Mr. Poirot, who was just 5 feet 4 inches tall, went to England from Belgium during World War I as a refugee. He settled in a little town not far from Styles, then an elaborate country estate, where he took on his first private case. …

The news of his death was confirmed by Dodd, Mead, Dame Agatha's [American] publishers, who will put out “Curtain,” the novel that chronicles his final days, on Oct. 15.

The Poirot of the final volume is only a shadow of the well-turned out, agile investigator who, with a charming but immense ego and fractured English, solved uncounted
mysteries in the 37 full-length novels and collections of short stories in which he appeared.

Dame Agatha reports in “Curtain” that he managed, in one final gesture, to perform one more act of cerebration that saved an innocent bystander from disaster. “Nothing in his life became him like the leaving it,” to quote Shakespeare, whom Poirot frequently misquoted.

It was the first and only obituary of a fictional character that the
New York Times
has ever published.

CHRISTIE WAS THE MAGNIFICENT EXCEPTION
of 1920, a traditionalist who succeeded in a radical age of literature, which consisted of verse as well as prose. T. S. Eliot, who had shaken the world of poetry a few years earlier with
The Love Song of J. Alfred Prufrock
, and would startle it again in two years with the modernist classic
The Waste Land
, published his first volume of collected works in 1920, including
Prufrock
. It was the poem's first great showcase. Described as “a drama of literary anguish,”
Prufrock
's language was dense and some of its references oddly chosen, but one did not have to understand every word in the epic to feel the aching depression of the title character's life, a life in which there was no love, no music, no hope. Going further, Eliot biographer Craig Raine offers a withering description of Mr. Prufrock, calling him “a thin-skinned sensitive, a dithering compass of cowardice and crippling lack of self-esteem. Prufrock fails to live, fails to declare himself—and is therefore culpable by romantic lights. He does not seize the day.” It is, rather, the days that seize him, and do with him what they will.
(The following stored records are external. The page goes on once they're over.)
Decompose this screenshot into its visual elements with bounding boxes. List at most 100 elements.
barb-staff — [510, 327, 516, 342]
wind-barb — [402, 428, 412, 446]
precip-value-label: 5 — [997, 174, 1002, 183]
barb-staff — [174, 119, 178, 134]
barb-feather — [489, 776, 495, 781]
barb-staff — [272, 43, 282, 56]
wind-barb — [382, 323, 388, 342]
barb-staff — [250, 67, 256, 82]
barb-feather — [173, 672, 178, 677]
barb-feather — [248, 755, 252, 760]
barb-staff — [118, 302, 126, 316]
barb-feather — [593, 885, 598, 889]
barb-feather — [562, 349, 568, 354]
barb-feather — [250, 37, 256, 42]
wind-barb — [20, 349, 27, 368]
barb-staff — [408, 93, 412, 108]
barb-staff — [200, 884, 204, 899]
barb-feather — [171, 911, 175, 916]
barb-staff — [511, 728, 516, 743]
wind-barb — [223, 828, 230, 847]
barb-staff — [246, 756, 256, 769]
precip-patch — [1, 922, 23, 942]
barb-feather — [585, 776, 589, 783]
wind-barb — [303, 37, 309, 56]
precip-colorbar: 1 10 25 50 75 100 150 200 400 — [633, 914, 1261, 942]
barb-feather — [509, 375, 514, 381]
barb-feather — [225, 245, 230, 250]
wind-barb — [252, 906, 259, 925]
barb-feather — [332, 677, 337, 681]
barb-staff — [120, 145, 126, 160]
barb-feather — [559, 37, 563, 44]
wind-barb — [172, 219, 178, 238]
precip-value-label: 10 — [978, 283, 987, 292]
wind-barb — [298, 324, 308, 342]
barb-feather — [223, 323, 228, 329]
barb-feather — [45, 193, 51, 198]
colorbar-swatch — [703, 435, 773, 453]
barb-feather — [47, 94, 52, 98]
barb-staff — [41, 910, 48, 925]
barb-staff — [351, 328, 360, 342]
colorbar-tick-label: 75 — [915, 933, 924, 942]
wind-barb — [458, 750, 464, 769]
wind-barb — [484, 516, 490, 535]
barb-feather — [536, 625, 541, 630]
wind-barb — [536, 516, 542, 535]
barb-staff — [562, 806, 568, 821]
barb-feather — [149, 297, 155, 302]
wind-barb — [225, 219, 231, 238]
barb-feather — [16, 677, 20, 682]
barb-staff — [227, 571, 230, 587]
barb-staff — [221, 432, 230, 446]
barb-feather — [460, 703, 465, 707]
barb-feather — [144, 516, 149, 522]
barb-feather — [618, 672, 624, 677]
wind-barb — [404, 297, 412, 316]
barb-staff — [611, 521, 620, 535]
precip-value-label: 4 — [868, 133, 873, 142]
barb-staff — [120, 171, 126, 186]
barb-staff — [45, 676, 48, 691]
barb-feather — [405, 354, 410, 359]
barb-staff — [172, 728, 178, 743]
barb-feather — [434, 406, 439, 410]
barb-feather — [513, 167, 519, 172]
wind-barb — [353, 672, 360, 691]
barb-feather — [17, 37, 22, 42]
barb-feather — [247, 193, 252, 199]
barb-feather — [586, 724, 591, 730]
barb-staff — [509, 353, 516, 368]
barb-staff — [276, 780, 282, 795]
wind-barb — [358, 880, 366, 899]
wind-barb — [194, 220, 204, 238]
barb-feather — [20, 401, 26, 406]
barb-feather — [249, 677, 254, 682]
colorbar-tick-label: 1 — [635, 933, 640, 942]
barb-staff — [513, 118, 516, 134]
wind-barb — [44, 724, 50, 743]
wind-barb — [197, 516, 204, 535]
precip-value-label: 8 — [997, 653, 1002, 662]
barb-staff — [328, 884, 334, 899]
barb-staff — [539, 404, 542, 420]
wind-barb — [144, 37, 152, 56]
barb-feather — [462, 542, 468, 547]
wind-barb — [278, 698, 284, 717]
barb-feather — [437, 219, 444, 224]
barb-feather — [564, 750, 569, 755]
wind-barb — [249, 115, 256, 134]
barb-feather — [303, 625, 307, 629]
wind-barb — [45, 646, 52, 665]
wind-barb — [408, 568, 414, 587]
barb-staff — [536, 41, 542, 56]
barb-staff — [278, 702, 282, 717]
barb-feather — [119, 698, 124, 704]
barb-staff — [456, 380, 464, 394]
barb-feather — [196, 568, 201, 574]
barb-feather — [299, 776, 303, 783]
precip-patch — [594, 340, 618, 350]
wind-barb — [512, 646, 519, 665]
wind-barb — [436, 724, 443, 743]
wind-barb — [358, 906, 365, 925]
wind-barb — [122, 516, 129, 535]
Eliot, an Englishman who moved to St. Louis as a young man, was another of the year's prominent figures who looked as if he belonged on
Main Street
, although in a position superior to that of Harding—perhaps bank president, perhaps president of the Gopher Prairie Chamber of Commerce, despite appearing a bit reserved for a hale-fellow-well-met crowd. Eliot wore three-piece suits, parted his hair in a wide, straight line and flattened it to his scalp, both of which actions appeared to have been taken ruthlessly. He was a private man. His smile was slight and
benign, his mind always appearing to be on something other than the photograph. The frames of his glasses, which he wore in only a few of his pictures, were perfectly round.

Eventually, moving back across the ocean and settling as far as comfort would allow from Gopher Prairie, Eliot became a citizen of Great Britain, as staid in his choice of homeland as he was in his appearance. But devoted to it. When the United States announced it was entering the Great War with little more than a year remaining, Eliot wrote from London to his mother in St. Louis with undisguised bitterness. “You [Americans] will be having all the excitement and bustle of war with none of the horrors and despairs.”

For Agatha Christie, the Great War was seldom more than a fact turned up in the background of a suspect by Poirot or her other great detective, the village busybody Miss Jane Marple. It usually meant nothing more than that the individual in question knew how to shoot a gun, or that he might still have walked with a slight limp.